Celebrating Accessible Science


The 11th annual Open Access Week was celebrated Oct. 22 to 28. Anneliese Taylor, Assistant Director for Scholarly Communications and Collections at the UCSF Library, spearheaded the celebration on campus, and described open access as the “immediate free availability of scientific material, available for everyone.”

Events took place both on campus and at neighboring companies and served to educate the scientific community as well as be a venue for faculty and students to voice their concerns and ask questions about open access publishing and platforms.

Screening of “Paywall: The Business of Scholarship” Movie, hosted by the Public Library of Science (PLOS); Oct. 23

Attendees had the opportunity to drink, meet others interested in open access, and grab some popcorn before watching the documentary.. There’s a pause at the beginning of the documentary asking the viewer for money in order to access its content, thus simulating the experience people without journal subscriptions encounter when trying to access and article. Although mostly presenting the perspectives of academics who are pro open access, the documentary aims to inform its audience about the economic and intellectual monopoly held by publishing companies and to expose the reasons why people are against them.

In a room full of people that already support the cause, watching the documentary opened up the discussion of what’s been done, what is being done, and all the possibilities of what could be. Talking to other graduate students from UCSF present at the event, it seems like we are in agreement: open access makes sense. It felt like a general consensus that making our research openly available and accessible would benefit many people. On one hand, it would allow us to share our data with anyone interested in the field, promoting the advancement of knowledge. For example, patients interested in staying up to date with the research in certain areas of medicine would have access to it. Open access would also help with disparities encountered by institutions: freely accessible articles are for everyone, allowing students from institutions that can’t afford certain journal subscriptions to obtain the information. This discussion, spanning over many different topics such as economics and intellectual property, was continued the next day in an event hosted by the UCSF Library.

Getting Ahead with Open Access, hosted by the UCSF Library; Oct. 24

The panel included Liz Silva, PhD, Associate Dean of Graduate Programs, Rich Schneider, PhD, Associate Professor in the Orthopedic Surgery Department, and Ivy Anderson, Director of the Collection, Development, and Management Program at the California Digital Library. A very dynamic trio, passionate about educating the attendees about Open Access, its history, how its perceived by different academics, and the University of California’s efforts towards open access.

The amount of money spent annually by the UC Library in order for us to get access to scientific journal is in the tens of millions. As was mentioned in the “Paywall” documentary, libraries need subscriptions to multiple journals, we cannot decide on one or the other, it has to be both. These are costs that not all institutions have and the availability of these scientific resources is often limited to bigger institutions. Conversations about open access began around three decades ago, and at UCSF, the Academic Senate passed the Open Access Policy for UCSF in 2012. In 2013, the system wide policy was passed, promoting the open availability of research articles by scientists from all UC institutions. UCSF, along with several other UC institutions, is part of Open Access 2020, a world-wide initiative towards open access. This initiative looks to change the way journal’s current subscription-based accessibility into open access not by creating new expenses for the institutions but by converting what’s already spent into open availability of the information. It also aims to get everybody involved: the academic institutions, the libraries, funders, and publishers.

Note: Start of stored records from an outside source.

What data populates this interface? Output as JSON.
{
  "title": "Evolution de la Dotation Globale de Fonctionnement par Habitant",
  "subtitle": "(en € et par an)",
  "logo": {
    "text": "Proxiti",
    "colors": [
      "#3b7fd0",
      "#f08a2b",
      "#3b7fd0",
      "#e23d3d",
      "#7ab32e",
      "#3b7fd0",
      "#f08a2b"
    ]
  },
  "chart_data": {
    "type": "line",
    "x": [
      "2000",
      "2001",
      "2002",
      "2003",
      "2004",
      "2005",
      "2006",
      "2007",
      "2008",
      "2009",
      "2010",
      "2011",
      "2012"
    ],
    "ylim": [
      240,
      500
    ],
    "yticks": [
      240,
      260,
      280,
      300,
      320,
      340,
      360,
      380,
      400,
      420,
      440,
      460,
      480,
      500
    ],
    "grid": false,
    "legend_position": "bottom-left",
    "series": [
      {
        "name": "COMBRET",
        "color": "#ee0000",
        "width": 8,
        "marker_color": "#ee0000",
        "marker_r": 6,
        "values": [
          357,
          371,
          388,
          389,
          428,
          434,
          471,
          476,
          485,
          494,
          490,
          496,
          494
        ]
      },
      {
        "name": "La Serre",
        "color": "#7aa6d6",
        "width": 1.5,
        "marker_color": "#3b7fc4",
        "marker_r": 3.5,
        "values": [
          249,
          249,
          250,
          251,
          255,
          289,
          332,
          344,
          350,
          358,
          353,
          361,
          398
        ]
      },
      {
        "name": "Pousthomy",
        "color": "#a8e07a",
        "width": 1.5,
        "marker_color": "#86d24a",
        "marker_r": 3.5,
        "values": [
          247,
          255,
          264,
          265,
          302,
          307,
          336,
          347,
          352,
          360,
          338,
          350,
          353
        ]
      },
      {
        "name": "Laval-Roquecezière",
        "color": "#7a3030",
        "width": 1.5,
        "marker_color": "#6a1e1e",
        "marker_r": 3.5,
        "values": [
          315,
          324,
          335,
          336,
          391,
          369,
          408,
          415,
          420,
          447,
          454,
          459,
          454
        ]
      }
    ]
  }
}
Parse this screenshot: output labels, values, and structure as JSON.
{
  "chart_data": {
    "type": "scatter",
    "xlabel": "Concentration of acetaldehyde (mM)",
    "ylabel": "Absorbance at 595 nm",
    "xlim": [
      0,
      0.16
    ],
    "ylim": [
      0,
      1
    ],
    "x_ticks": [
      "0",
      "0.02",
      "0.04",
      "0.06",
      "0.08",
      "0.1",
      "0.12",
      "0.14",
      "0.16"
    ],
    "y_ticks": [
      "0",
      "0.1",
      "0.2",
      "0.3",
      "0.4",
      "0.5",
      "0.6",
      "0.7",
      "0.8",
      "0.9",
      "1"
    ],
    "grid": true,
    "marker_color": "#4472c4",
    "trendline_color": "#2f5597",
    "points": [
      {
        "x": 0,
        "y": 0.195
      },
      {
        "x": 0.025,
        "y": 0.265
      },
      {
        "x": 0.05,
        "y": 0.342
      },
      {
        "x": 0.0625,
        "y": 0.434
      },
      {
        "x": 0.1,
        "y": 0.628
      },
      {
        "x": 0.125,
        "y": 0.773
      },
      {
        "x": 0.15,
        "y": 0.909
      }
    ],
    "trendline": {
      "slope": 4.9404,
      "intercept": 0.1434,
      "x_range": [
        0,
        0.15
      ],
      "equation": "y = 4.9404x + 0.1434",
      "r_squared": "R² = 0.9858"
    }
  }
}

Although the interest is there, it is still hard to convince faculty members to publish in open access journals. For some, the prestige of the journal, based largely on its’ impact factor, holds a lot of value and open access journals are not ranked high enough. Others worry about needing papers in those high-impact journals to get the ever-more competitive academic positions at their institution of interest. To keep the conversation going it’s important to voice all concerns about open access, whether it be doubts about the economical sustainability of this model or the effects of not publishing in high-impact journals. By talking and getting oriented by the correct people and resources we might be able to understand the model and what its goals are. There are many individuals fighting for open access, for the wide availability of science, and they are willing to engage with voices from all sides and work towards solutions that work for everyone.